No evento esteve presente Owase Jeelani, um neurocirurgião pediátrico britânico, com mais de 20 anos de experiência, sendo considerado um dos maiores especialistas de classe mundial. Atualmente é Neurocirurgião Pediátrico Consultor no Great Ormond Street Hospital (GOSH), em Londres, e realiza entre 200 a 300 procedimentos neurocirúrgicos e craniofaciais pediátricos todos os anos.
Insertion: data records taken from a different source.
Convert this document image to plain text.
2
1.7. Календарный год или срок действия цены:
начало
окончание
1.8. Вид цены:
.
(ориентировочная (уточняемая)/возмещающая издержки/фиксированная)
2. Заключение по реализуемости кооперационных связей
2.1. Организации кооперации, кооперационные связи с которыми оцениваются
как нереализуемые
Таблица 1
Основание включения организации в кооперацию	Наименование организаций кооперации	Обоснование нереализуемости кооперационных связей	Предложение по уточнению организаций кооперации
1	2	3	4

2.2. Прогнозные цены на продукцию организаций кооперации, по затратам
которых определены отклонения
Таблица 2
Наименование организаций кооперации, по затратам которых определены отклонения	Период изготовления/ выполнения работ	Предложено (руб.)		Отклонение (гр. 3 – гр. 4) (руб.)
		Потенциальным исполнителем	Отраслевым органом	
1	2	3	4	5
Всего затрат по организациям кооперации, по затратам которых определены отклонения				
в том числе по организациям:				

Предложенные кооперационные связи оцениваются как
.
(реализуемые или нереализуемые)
Uma das suas especialidades é a separação de gémeos siameses, tendo ganho mediatismo pelo caso dos irmãos brasileiros que estavam presos pelo crânio. Foi utilizada a realidade virtual como um recurso importante na operação delicada e que o próprio médico explicou ao SAPO TEK como foi o processo, assim como a importância da tecnologia nas cirurgias críticas.

Owase Jeelani
créditos: INFO@DEPTHANDFIELDPHOTOGRAPHY.COM

“As cirurgias em si não são difíceis, mas a complexidade é que existem muitas etapas associadas. Numa cirurgia de rotina poderá ter 20 etapas críticas, mas no caso de uma separação tem 100. E o que temos de fazer é garantir que essas etapas sejam feitas na sequência correta”, explica o médico. Durante as operações, faz-se as primeiras 10 etapas, depois espera-se um tempo e retoma-se para as próximas 20 ou 30, e assim adiante. “Durante a execução do plano é preciso ter muito cuidado. E é aqui que entram a experiência e o conhecimento”.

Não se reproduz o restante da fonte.